Die Aufgaben der Wirtschaftsförderung

Wenn von Wirtschaftsförderung in einer Region, einer Stadt oder Kommune die Rede ist, dann wird im Allgemeinen alles darunter subsummiert, was der Wirtschaft förderlich ist. So ist zumindest die landläufige Meinung der Unternehmer und der Bürger. 
Thomas Hammann, Geschäftsführer der Wirtschaftsentwicklungsgesellschaft in Neustadt, fasst die Erwartungen an die Wirtschaftsförderung so zusammen: „Mittlerweile sieht man die Schaffung einer guten Kinderbetreuung, den Ausbau von Wohnraum, die Sicherstellung hervorragender medizinischer Versorgung und Pflegeeinrichtungen für ältere Menschen – also das, was man unter weichen Standortfaktoren versteht – ebenso als Aufgabe der Wirtschaftsförderung an wie die Ansiedlung von erfolgreichen, aber unauffälligen Gewerbe. Auch werden die Mieten für Gewerberaum bei den Wirtschaftsförderern angemahnt oder der Branchenmix in der Innenstadt reklamiert.“ Dies sind jedoch Faktoren der am Markt agierenden Personen und können nicht kommunal oder staatlich geregelt werden. Wer welche Mieten verlangt und dann eben auch bekommt, ist nicht von den Behörden regulierbar. Auch entscheiden Einzelhändler selbst, ob sie sich in dieser oder jener Stadt niederlassen. Rahmenbedingungen auszuhandeln und zu verbessern, Vernetzungen zu schaffen und Konzepte auszuarbeiten, mit denen Vorhandenes weiterentwickelt werden kann, liegen allerdings in der Zuständigkeit der Wirtschaftsförderer.

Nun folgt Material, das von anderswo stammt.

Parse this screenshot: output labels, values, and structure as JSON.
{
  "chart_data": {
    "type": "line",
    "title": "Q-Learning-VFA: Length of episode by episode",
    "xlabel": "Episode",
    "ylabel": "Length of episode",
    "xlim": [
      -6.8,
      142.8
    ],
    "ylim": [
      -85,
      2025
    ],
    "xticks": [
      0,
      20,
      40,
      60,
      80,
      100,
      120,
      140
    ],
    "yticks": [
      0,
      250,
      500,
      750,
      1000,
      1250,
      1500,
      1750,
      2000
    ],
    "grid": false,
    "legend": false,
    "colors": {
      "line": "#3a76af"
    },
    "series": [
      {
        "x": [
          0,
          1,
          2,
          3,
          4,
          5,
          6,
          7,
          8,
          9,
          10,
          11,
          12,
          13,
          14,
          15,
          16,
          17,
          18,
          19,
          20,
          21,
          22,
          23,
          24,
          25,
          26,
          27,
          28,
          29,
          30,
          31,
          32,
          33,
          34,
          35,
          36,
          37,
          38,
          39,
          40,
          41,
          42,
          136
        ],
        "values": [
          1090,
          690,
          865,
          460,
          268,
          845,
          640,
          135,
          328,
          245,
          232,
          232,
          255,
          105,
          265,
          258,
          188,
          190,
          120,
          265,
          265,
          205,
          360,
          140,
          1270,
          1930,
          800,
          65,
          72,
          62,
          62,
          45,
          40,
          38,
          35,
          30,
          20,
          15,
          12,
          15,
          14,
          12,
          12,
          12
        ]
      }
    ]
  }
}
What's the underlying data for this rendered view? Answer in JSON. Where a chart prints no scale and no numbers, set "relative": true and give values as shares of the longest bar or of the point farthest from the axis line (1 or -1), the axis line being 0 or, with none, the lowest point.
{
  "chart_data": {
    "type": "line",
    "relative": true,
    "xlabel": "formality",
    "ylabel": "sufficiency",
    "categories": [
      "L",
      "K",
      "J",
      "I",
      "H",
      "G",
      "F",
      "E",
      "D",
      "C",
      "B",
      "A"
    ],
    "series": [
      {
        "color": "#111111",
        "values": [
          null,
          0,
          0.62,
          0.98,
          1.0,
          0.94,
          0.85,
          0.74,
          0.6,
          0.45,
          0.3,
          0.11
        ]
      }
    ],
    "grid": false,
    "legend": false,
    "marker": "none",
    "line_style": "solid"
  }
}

Die Aufgaben einer städtischen Wirtschaftsförderung sind vielfältig. Von der Anbahnung von Gewerbeansiedlung über die Vermarktung städtischer Liegenschaften bis hin zur Moderation bei Gesprächen unterschiedlicher wirtschaftlicher Interessensgruppen und Beratung von Unternehmern sind die Ideen, das Verhandlungsgeschick und die Kompetenz der Wirtschaftsförderer gefragt. Sie sind Wegbereiter, Lotsen und Problemlöser. Sie betreuen ortsansässige sowie am Standorte interessierte Unternehmen. Wirtschaftsförderer begleiten und unterstützen unternehmerische Vorhaben von der Planungsphase bis zur Realisierung durch umfassende Beratung und Angebote geeigneter Standorte und Immobilien. Sie knüpfen Kontakte zu anderen öffentlichen Stellen und Kooperationspartnern. Um die Attraktivität des Standorts zu fördern und nach innen und außen zu kommunizieren, unterhält die Wirtschaftsförderung einen regen Austausch mit unterschiedlichen Interessensgruppen wie Einzelhandel, Dienstleistern, Handwerk, Immobilienbesitzern und Ärzten. 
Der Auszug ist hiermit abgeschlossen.